I3A induz a apoptose em Select B-NHL linhas de células
para determinar se I3A pode induzir apoptose em linhas celulares de B-NHL previamente demonstrado ser sensível a briostatina 1 e /ou o seu pico análogo, foram utilizados três protocolos de marcação celular diferentes e citometria de fluxo, como descrito anteriormente [25], [26]. Além das linhas de células mencionadas acima, foram incluídos na análise as linhas celulares MCL DAG-sensível analógicas previamente caracterizados Mino, rec1, e SP53 e a resistência de Burkitt linha celular de linfoma Daudi. A incapacidade das células para acumular TMRE (éster etílico de tetrametilrodamina) foi utilizado para detectar a perda do potencial de membrana mitocondrial externa (Fig. 7A). Em alguns casos, foram usados os inibidores U1026 ou PD184352 Mek para avaliar o papel da via de sinalização de Ras canónica na apoptose. A caspase fluorescente pseudo-substrato foi utilizado para detectar a actividade da caspase global (Fig. 7B). ADN final de marcação utilizando-dUTP e transferase terminal (TÚNEL) foi empregada para monitorizar a fragmentação de ADN nuclear (Fig. 7C). resultados representativos são apresentados na Figura 7 e os resultados estão resumidos na Tabela 2. Em geral, I3A induzida extensa apoptose em linhas celulares sensíveis DAG-analógicos (Toledo, BL2, Jeko-1), mas muito menos em linhas de células resistentes (RL , UPN1 e Daudi). Perda de coloração induzida por TMRE I3A em células de Toledo foi largamente anulada por inibidores de MEK (fig. 7A), mas este efeito foi menos dramático em algumas das linhas celulares de MCL (dados não mostrados).
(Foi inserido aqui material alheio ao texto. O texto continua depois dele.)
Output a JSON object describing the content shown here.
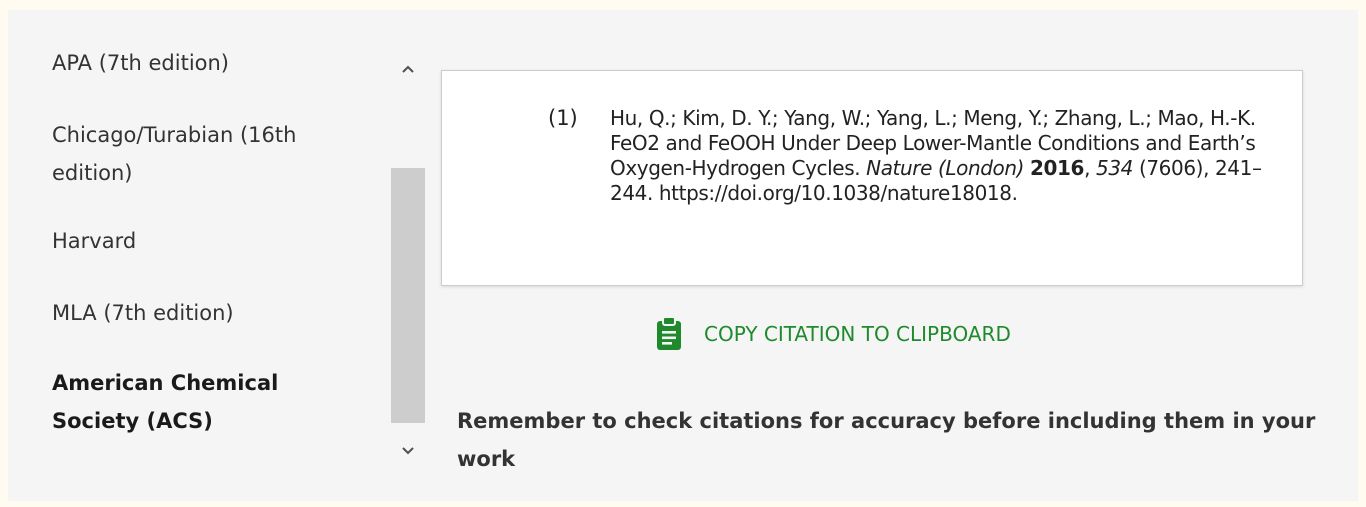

. células RL e Toledo foram tratados durante 24 horas, incubadas com TMRE, e analisados para a absorção da mancha por citometria de fluxo. Em alguns casos, as culturas foram incubadas quer com U0126 ou PD184352 para avaliar os efeitos da inibição do Mek. B. UPN1 e células Jeko-1 foram incubadas com DMSO ou 100 nM de I3A durante 4 dias e depois analisadas com CaspACE ™ para detectar a activação da caspase.